Ben Brantley, reviewing for The New York Times, wrote: "About halfway into its intermissionless 90 minutes, Little Fish starts to lose its shapely, sharp-edged contours and turn into a sentimental, well, blob... Mr. LaChiusa...and Ms. Daniele has done a swell job of fashioning a lively musical about what it means to feel lifeless in contemporary Manhattan...Like many American musical composers under 50, Mr. LaChiusa is an artistic descendant of Mr. Sondheim, and in many ways, Little Fish can be regarded as a direct, latter-day answer to Company. Certainly, Riccardo Hernández's terraced, silver-toned set, with its evocation of concrete canyons enhanced by Peggy Eisenhauer's shifting lighting, brings to mind Boris Aronson's fabled designs for the original Company. And Mr. LaChiusa's Charlotte, like Mr. Sondheim's Bobby, is a wistful, disengaged soul who is surrounded by people who advise her on how to live... The problem, as the show goes on, is that there's an inevitable monotony to Charlotte's interior life."

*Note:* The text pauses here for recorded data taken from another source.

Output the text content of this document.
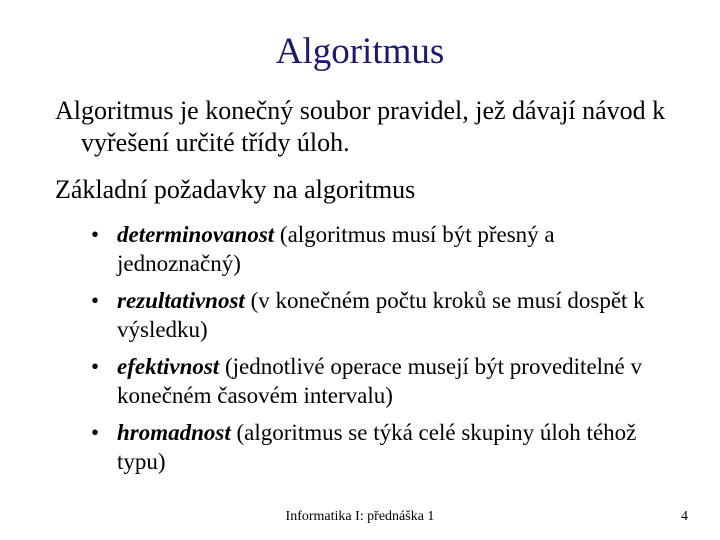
Algoritmus
Algoritmus je konečný soubor pravidel, jež dávají návod k vyřešení určité třídy úloh.
Základní požadavky na algoritmus
• determinovanost (algoritmus musí být přesný a jednoznačný)
• rezultativnost (v konečném počtu kroků se musí dospět k výsledku)
• efektivnost (jednotlivé operace musejí být proveditelné v konečném časovém intervalu)
• hromadnost (algoritmus se týká celé skupiny úloh téhož typu)
Informatika I: přednáška 1	4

The Talkin' Broadway review noted: "It hits all its marks well, but never has quite the "oomph" needed to put it over the top. This may be due to Graciela Daniele's direction and choreography which are fine but unexceptional, never completely communicating in the same urban language that drips from every LaChiusa's score and libretto... LaChiusa can and does impress, time and time again, though perhaps never more effectively than in Charlotte's late-show song, "Simple Creature." It's one of the most stirring and artfully constructed musical scenes to hit the New York stage in years."

==Recordings==
The cast recording of the Blank Theatre Company's production was released on the Ghostlight Records label on September 9, 2008. with Alice Ripley as Charlotte, Chad Kimball as Marco, Gregory Jbara as Mr. Bunder, Robert Torti as Robert and Samantha Shelton as Cinder.